À noter que les statistiques de réussite pour les BTS sont en général présentées en termes de réussite à l’examen, et non en termes d’inscrits… ce qui revient à occulter le phénomène du décrochage (voir L’état de l’enseignement supérieur et de la recherche, n° 4, décembre 2010, Ministère de l’enseignement supérieur et de la recherche).  En parallèle, les bacs généraux ont réussi leur licence en 4 ans à 49,2%. (Voir à ce sujet Parcours et réussite aux diplômes universitaire : les indicateurs de la session 2015, Note Flash n°15, novembre 2016, Ministère de l’enseignement supérieur et de la recherche.)

Donner aux étudiant·e·s les moyens d’acquérir les compétences nécessaires et ne pas leur mentir sur ce qui les attend…

Laisser un.e étudiant.e aller échouer dans une filière parce qu’il n’a pas les pré-requis, sans lui donner les moyens d’acquérir les compétences nécessaires pour réussir, n’est pas lui rendre service.
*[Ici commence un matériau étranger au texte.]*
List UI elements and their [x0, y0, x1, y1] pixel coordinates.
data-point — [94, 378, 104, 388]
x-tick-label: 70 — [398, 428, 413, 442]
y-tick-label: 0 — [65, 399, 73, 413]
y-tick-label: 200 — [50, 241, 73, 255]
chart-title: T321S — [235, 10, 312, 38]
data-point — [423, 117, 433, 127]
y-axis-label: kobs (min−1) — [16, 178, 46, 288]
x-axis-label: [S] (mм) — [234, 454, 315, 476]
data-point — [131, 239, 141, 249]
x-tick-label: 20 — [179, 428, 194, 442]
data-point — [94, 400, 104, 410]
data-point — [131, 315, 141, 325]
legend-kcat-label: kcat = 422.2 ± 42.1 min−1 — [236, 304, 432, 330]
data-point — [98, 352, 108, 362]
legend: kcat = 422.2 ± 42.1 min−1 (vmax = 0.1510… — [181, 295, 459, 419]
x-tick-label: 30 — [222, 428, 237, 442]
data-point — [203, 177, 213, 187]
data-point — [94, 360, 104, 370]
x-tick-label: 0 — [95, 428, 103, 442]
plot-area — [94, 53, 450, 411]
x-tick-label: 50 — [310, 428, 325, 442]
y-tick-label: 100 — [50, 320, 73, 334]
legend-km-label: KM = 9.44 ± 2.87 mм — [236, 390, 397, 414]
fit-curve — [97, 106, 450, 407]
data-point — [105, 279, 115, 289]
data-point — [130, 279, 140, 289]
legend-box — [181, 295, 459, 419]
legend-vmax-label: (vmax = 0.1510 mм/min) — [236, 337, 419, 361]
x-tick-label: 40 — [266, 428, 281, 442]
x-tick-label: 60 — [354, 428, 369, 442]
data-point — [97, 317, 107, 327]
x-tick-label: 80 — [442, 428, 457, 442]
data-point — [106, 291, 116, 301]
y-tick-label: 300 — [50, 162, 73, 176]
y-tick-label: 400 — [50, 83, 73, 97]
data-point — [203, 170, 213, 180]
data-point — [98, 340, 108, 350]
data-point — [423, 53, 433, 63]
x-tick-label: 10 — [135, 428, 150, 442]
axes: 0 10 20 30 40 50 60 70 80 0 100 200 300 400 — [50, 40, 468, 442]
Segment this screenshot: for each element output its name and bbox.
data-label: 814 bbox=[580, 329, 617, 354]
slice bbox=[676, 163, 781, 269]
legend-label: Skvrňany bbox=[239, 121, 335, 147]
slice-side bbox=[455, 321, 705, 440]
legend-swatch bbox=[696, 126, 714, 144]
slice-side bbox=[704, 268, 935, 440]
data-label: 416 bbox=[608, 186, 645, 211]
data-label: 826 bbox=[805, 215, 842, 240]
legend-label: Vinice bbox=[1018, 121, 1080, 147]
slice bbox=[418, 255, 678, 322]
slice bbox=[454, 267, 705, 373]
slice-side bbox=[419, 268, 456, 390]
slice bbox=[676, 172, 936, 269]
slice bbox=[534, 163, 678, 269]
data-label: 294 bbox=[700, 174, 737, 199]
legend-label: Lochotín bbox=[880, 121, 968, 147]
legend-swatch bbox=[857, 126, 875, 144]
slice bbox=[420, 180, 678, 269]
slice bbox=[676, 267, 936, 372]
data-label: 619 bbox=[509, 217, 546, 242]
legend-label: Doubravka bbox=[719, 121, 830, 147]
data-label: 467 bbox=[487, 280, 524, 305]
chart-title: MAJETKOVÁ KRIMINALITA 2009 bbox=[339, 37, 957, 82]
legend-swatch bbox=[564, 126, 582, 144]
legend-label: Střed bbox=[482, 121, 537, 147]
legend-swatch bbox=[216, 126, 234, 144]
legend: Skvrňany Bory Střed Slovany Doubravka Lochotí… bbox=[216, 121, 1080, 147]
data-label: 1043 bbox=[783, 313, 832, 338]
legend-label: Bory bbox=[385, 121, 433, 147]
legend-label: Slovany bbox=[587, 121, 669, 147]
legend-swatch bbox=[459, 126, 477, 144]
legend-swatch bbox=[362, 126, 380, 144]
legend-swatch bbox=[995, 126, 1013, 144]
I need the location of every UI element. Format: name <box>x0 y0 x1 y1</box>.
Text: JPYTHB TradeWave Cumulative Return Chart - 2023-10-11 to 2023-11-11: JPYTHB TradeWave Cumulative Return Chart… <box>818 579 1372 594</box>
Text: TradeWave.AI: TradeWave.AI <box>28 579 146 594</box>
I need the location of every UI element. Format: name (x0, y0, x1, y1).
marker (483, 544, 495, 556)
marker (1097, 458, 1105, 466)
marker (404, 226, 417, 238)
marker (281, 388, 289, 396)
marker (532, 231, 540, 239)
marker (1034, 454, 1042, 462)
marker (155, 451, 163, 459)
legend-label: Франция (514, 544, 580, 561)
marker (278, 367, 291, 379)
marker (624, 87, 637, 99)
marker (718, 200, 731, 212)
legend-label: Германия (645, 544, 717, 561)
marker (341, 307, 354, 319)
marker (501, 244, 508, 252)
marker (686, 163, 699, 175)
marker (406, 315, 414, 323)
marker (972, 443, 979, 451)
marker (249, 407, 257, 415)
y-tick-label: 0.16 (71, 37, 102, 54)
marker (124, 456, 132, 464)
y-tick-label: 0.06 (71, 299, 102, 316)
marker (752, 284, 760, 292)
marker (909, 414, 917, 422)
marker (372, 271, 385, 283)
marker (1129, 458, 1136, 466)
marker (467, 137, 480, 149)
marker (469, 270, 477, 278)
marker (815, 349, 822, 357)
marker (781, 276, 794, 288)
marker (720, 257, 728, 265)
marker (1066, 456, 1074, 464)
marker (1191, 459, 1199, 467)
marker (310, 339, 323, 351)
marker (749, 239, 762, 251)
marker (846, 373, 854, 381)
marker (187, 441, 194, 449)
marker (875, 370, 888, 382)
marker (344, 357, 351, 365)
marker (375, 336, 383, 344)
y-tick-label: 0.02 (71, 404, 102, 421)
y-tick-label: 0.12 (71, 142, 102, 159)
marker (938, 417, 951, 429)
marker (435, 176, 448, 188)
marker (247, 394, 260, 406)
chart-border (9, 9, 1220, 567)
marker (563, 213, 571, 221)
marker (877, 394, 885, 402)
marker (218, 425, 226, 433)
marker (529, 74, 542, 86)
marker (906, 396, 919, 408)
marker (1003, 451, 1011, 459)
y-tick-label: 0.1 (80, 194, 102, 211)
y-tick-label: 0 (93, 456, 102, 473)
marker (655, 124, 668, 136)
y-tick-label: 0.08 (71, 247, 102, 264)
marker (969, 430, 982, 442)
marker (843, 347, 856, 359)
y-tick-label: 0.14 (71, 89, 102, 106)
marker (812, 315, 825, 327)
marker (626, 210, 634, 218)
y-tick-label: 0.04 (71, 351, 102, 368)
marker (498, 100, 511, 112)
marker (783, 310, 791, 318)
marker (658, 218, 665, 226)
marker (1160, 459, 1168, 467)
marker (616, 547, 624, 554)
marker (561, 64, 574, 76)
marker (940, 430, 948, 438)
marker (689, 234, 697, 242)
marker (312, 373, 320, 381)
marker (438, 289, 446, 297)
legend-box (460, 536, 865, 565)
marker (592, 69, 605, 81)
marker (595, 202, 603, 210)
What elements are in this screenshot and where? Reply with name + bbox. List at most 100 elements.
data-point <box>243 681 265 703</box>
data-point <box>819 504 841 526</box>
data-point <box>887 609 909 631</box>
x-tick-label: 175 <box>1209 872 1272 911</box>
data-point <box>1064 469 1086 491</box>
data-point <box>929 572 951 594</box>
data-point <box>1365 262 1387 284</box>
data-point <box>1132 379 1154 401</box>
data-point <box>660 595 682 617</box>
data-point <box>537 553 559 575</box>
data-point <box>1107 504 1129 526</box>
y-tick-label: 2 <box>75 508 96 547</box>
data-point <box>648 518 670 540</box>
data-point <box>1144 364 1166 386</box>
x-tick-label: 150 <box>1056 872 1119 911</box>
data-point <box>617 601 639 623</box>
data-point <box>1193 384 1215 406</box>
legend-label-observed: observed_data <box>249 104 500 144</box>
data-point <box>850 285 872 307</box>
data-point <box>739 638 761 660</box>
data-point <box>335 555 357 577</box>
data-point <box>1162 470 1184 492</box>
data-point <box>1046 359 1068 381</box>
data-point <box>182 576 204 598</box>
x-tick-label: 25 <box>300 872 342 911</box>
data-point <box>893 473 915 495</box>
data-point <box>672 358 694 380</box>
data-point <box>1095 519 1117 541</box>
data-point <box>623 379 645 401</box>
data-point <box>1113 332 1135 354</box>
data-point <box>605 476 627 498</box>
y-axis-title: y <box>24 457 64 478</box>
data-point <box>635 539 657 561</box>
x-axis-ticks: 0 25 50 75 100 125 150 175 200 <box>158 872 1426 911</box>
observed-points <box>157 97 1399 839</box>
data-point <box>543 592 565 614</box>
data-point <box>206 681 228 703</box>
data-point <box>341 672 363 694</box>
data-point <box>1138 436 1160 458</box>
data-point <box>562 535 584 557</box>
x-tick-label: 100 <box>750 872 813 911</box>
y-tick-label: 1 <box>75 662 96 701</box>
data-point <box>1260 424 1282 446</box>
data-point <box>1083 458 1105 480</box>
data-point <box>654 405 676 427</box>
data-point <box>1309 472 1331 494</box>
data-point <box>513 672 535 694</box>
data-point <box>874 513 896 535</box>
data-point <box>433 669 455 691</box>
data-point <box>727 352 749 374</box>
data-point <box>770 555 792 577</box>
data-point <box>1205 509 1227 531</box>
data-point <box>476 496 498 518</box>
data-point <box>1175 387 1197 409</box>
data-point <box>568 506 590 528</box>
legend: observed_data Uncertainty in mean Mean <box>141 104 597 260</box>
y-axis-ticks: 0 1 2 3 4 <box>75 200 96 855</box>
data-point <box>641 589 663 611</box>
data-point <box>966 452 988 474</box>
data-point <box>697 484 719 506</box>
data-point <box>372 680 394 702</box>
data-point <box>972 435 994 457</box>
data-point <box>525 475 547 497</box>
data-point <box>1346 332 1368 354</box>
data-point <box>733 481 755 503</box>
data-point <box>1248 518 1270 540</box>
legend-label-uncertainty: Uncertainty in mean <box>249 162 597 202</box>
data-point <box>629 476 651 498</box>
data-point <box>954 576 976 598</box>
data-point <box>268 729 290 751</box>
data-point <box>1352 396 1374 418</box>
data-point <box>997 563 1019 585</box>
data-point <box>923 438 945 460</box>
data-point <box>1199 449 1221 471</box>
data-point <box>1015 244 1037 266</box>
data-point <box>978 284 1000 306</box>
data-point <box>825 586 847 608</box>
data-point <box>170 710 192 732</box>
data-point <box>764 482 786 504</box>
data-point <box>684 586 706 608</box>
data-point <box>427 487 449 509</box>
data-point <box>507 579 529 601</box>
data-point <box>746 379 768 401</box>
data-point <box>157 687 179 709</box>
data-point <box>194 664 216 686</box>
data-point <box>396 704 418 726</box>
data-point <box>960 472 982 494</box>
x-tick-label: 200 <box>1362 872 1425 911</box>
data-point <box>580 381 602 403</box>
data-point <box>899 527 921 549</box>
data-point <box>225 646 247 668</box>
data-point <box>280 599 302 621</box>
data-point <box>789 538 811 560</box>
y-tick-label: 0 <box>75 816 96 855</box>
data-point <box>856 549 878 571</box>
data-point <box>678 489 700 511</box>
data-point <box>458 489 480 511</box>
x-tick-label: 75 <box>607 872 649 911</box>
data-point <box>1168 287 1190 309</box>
Accepter les bacs pros en licence générale, sans s’assurer qu’il leur est possible de réussir, après les avoir refusé en BTS, parce qu’ils n’avaient pas un niveau satisfaisant, c’est leur mentir sur ce qui les attend.

 

Clarifier le paysage du premier cycle de l’enseignement supérieur, au bénéfice de la réussite des étudiant·e·s…

Ne serait-il pas plus logique de considérer qu’ un.e étudiant.e doit être inscrit.e là où il a des chances de réussir ? Et de prévoir des passerelles entre les formations, pour ouvrir la porte à des parcours moins linéaire ? Le rapport Lerminiaux proposait par exemple de permettre à des étudiant.es de L1 de suivre des enseignements de BTS ou de DUT et réciproquement. On pourrait envisager également des remises à niveaux, des accompagnements personnalisés… pour que celles et ceux qui souhaitent poursuivre en licence générale aient les moyens de réussir. Mais cessons de les expédier par défaut là où ils ont toutes les chances d’échouer !

Une réflexion qui va bien au-delà de la rénovation des parcours en IUT

Cette réflexion va évidemment bien au delà de la rénovation des parcours en IUT annoncés par l’ADIUT – rénovation qui constituerait un progrès indéniable pour les étudiant.es, en évitant une sélection supplémentaire au milieu d’un cycle.

C’est toutefois l’occasion de rappeler qu’il serait urgent de clarifier le paysage du premier cycle de l’enseignement supérieur, au bénéfice de la réussite des étudiant.es. Ne l’oublions pas : les institutions ne se justifient que par le service qu’elles rendent à la collectivité.